Separate from Alvarez, on May 22 and 23 in the same courthouse, Judge Mark Wolf was holding hearings in which the ICE Boston leadership testified about their priorities. The Wolf hearings involved ICE arresting non-criminal undocumented immigrants with spouses who are U.S. citizen after they were approved for a path to citizenship.

Then-acting field office director Tom Brophy told Wolf on May 22 that “I’ve instructed my staff my priorities are national security threats and public safety threats. If we do encounter somebody that is a subject of a final order but there’s no other compelling factor, criminality or national security threat, we can address that. It doesn’t mean they’re going to be detained, but right now my enforcement groups are focusing on criminals and national security risks.”

Alvarez had a final order of removal as of May 4, but he remained in detention, even with an order from a federal judge requiring he get a bond hearing or be released.

Brophy was slated to be replaced June 1 by his deputy, Todd Lyons, who told Wolf a similar story the next day: “What people want is for us to enforce immigration laws to focus on the worst of the worst and public safety, and that’s my intent.”

That wouldn’t seem to count Alvarez, who was arrested for driving without a license.

Did the stay count?

On May 29, Doyle filed a petition asking the First Circuit to review Alvarez’s case. She told the court that Alvarez was likely to succeed in his case because the BIA wrongly concluded he was not persecuted in El Salvador and because of ineffective assistance by his prior lawyer. Doyle also said that he’s likely to be eligible for “derivative asylum” if his wife gets asylum status; his wife was a victim of domestic violence in El Salvador.

And late June 1, she asked for an automatic stay. The court granted it June 4, lasting until June 18. But should the automatic stay count for purposes of Saris’ order that Alvarez be released?

It was not clear, and still isn’t.

On June 1, Doyle filed a “notice” with Saris observing the stay would be issued and “the government must hold a bond hearing.”

On June 5, the following Tuesday, Assistant United States Attorney Thomas Kanwit filed an opposition, saying ICE thought the automatic stay didn’t count, but “if respondent is incorrect, he requests clarification from the court as soon as possible.”

It didn’t come. On June 11, Doyle asked Saris to hold ICE in contempt for not holding the bond hearing. Still no word from the judge.

Stay of removal denied

Rebecca Adducci has been brought in from Detroit to run the Boston field office of Immigration and Customs Enforcement.

On Thursday night, the temporary stay expired, and on Friday morning, a three-judge panel of the First Circuit denied the stay: “Because petitioner has not made the required ‘strong showing that he is likely to succeed on the merits’ of his petition … the request for a stay of removal is denied,” wrote judges Jeffrey R. Howard, Sandra L. Lynch and O. Rogeriee Thompson. The one-page order gave no reasoning or explanation, typical for such stay denials.

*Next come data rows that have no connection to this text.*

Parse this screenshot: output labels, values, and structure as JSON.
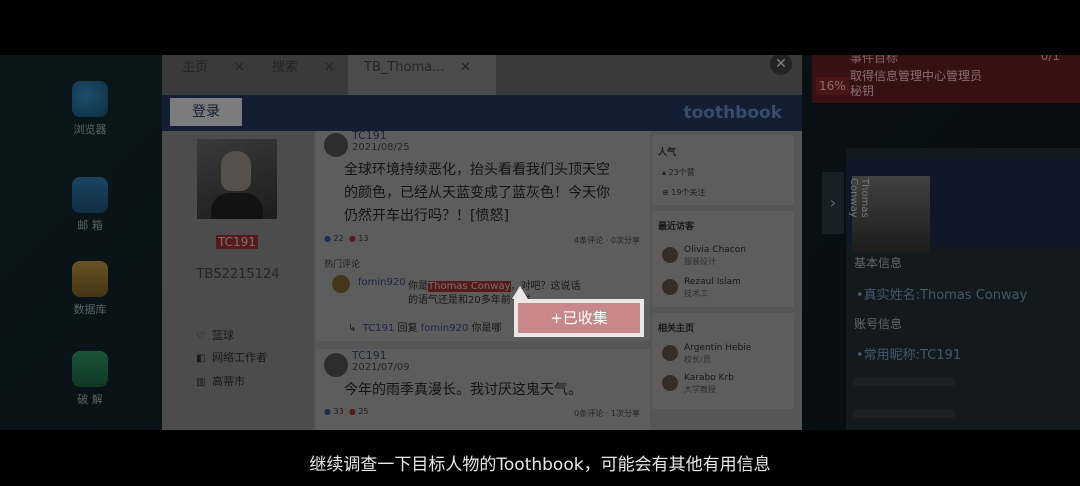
{
  "subtitle": "继续调查一下目标人物的Toothbook，可能会有其他有用信息",
  "desktop": {
    "icons": [
      {
        "label": "浏览器",
        "icon": "browser-icon"
      },
      {
        "label": "邮 箱",
        "icon": "mail-icon"
      },
      {
        "label": "数据库",
        "icon": "database-icon"
      },
      {
        "label": "破 解",
        "icon": "shield-icon"
      }
    ]
  },
  "task": {
    "title": "事件目标",
    "count": "0/1",
    "percent": "16%",
    "description_line1": "取得信息管理中心管理员",
    "description_line2": "秘钥"
  },
  "browser": {
    "tabs": [
      {
        "label": "主页"
      },
      {
        "label": "搜索"
      },
      {
        "label": "TB_Thoma..."
      }
    ],
    "close_label": "✕",
    "login_label": "登录",
    "brand": "toothbook"
  },
  "profile": {
    "name": "TC191",
    "id": "TB52215124",
    "info": [
      {
        "icon": "heart-icon",
        "text": "篮球"
      },
      {
        "icon": "briefcase-icon",
        "text": "网络工作者"
      },
      {
        "icon": "building-icon",
        "text": "高蒂市"
      }
    ]
  },
  "posts": [
    {
      "user": "TC191",
      "date": "2021/08/25",
      "text_line1": "全球环境持续恶化，抬头看看我们头顶天空",
      "text_line2": "的颜色，已经从天蓝变成了蓝灰色！今天你",
      "text_line3": "仍然开车出行吗？！[愤怒]",
      "likes": "22",
      "dislikes": "13",
      "comments": "4条评论",
      "shares": "0次分享",
      "hot_label": "热门评论",
      "comment1_user": "fomin920",
      "comment1_pre": "你是",
      "comment1_highlight": "Thomas Conway",
      "comment1_post": "，对吧？这说话",
      "comment1_line2": "的语气还是和20多年前一样",
      "reply_user": "TC191",
      "reply_verb": "回复",
      "reply_target": "fomin920",
      "reply_text": "你是哪"
    },
    {
      "user": "TC191",
      "date": "2021/07/09",
      "text_line1": "今年的雨季真漫长。我讨厌这鬼天气。",
      "likes": "33",
      "dislikes": "25",
      "comments": "0条评论",
      "shares": "1次分享"
    }
  ],
  "sidebar": {
    "popularity_title": "人气",
    "likes_text": "23个赞",
    "follows_text": "19个关注",
    "visitors_title": "最近访客",
    "visitors": [
      {
        "name": "Olivia Chacon",
        "role": "服装设计"
      },
      {
        "name": "Rezaul Islam",
        "role": "技术工"
      }
    ],
    "related_title": "相关主页",
    "related": [
      {
        "name": "Argentin Hebie",
        "role": "校长/员"
      },
      {
        "name": "Karabo Krb",
        "role": "大学教授"
      }
    ]
  },
  "toast": {
    "label": "+已收集"
  },
  "details": {
    "section1": "基本信息",
    "real_name": "•真实姓名:Thomas Conway",
    "section2": "账号信息",
    "nickname": "•常用昵称:TC191",
    "vertical_name": "Thomas Conway"
  }
}
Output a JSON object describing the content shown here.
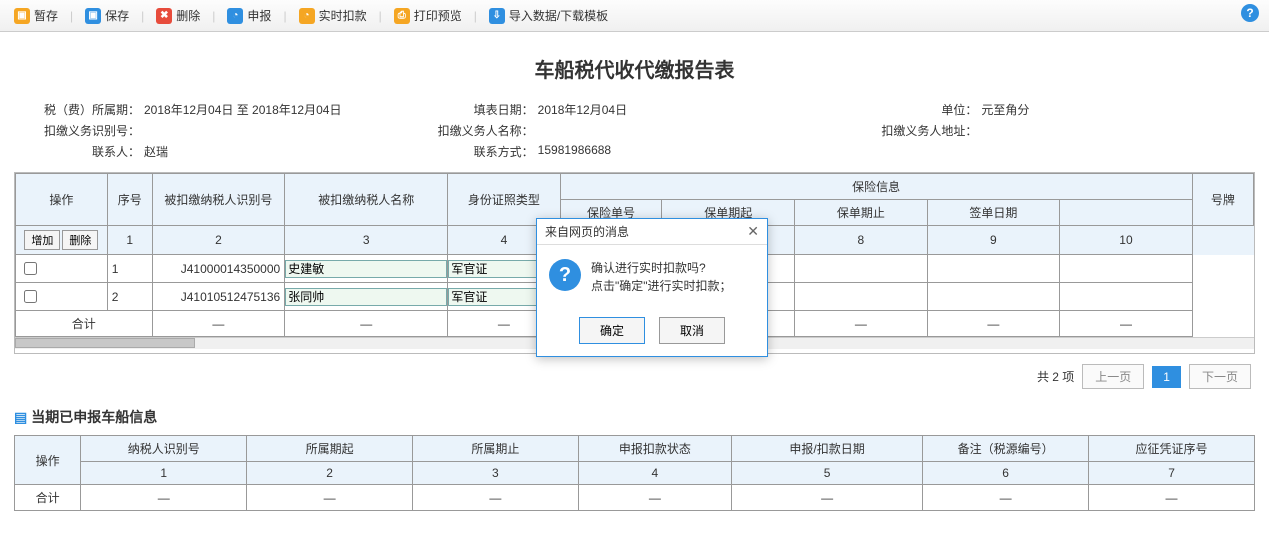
{
  "toolbar": {
    "tempSave": "暂存",
    "save": "保存",
    "delete": "删除",
    "declare": "申报",
    "realtimeDeduct": "实时扣款",
    "printPreview": "打印预览",
    "importData": "导入数据/下载模板"
  },
  "report": {
    "title": "车船税代收代缴报告表",
    "labels": {
      "period": "税（费）所属期：",
      "fillDate": "填表日期：",
      "unit": "单位：",
      "withholderId": "扣缴义务识别号：",
      "withholderName": "扣缴义务人名称：",
      "withholderAddr": "扣缴义务人地址：",
      "contact": "联系人：",
      "contactWay": "联系方式："
    },
    "values": {
      "period": "2018年12月04日 至 2018年12月04日",
      "fillDate": "2018年12月04日",
      "unit": "元至角分",
      "withholderId": "",
      "withholderName": "",
      "withholderAddr": "",
      "contact": "赵瑞",
      "contactWay": "15981986688"
    }
  },
  "mainTable": {
    "headers": {
      "op": "操作",
      "seq": "序号",
      "taxpayerId": "被扣缴纳税人识别号",
      "taxpayerName": "被扣缴纳税人名称",
      "idType": "身份证照类型",
      "insuranceGroup": "保险信息",
      "policyNo": "保险单号",
      "policyStart": "保单期起",
      "policyEnd": "保单期止",
      "signDate": "签单日期",
      "plate": "号牌"
    },
    "opAdd": "增加",
    "opDel": "删除",
    "colNums": [
      "1",
      "2",
      "3",
      "4",
      "6",
      "7",
      "8",
      "9",
      "10"
    ],
    "rows": [
      {
        "seq": "1",
        "taxpayerId": "J41000014350000",
        "taxpayerName": "史建敏",
        "idType": "军官证",
        "policyNo": "",
        "policyStart": "",
        "policyEnd": "",
        "signDate": "",
        "plate": ""
      },
      {
        "seq": "2",
        "taxpayerId": "J41010512475136",
        "taxpayerName": "张同帅",
        "idType": "军官证",
        "policyNo": "",
        "policyStart": "",
        "policyEnd": "",
        "signDate": "",
        "plate": ""
      }
    ],
    "totalLabel": "合计",
    "dash": "—"
  },
  "pager": {
    "total": "共 2 项",
    "prev": "上一页",
    "page": "1",
    "next": "下一页"
  },
  "section2": {
    "title": "当期已申报车船信息"
  },
  "subTable": {
    "headers": {
      "op": "操作",
      "taxpayerId": "纳税人识别号",
      "periodStart": "所属期起",
      "periodEnd": "所属期止",
      "declareStatus": "申报扣款状态",
      "declareDate": "申报/扣款日期",
      "remark": "备注（税源编号）",
      "voucherNo": "应征凭证序号"
    },
    "colNums": [
      "1",
      "2",
      "3",
      "4",
      "5",
      "6",
      "7"
    ],
    "totalLabel": "合计",
    "dash": "—"
  },
  "modal": {
    "title": "来自网页的消息",
    "line1": "确认进行实时扣款吗?",
    "line2": "点击\"确定\"进行实时扣款；",
    "ok": "确定",
    "cancel": "取消"
  }
}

ICE still can’t explain why they’re deporting Alvarez. Last week, Judge Wolf issued a 62-page decision castigating it for arrests of non-criminal husbands and wives of citizens and for failing to scrupulously follow the laws about their detention. Mohan, the ICE spokesman, said they are still trying to read the decision and understand it, and he still has not heard back about Alvarez.

Meanwhile Lyons, the ICE deputy who was supposed to become acting director June 1, seems to have been replaced. After Lyons, who testified before Wolf, stepped up as director on June 1, Rebecca Adducci, director of the Detroit field office, was brought in to replace him. There’s no explanation for the change, or why Lyons lasted only a week.

Doyle promises to keep working on Alvarez’s case: “We are not giving up the fight to bring Jaime and Tatiana back together.  Jaime still has a pending appeal with the First Circuit Court of Appeals and Tatiana will have her asylum hearing in the Immigration Court some time in the future. …The difficult and complicated legal procedures for immigrants makes it almost impossible to quickly resolve a case that has moved through much of the system, and when the courts don’t appreciate this fact, it makes our jobs even harder.  I am determined to see this family reunited. I just hope Jaime is alive to return once we are successful.”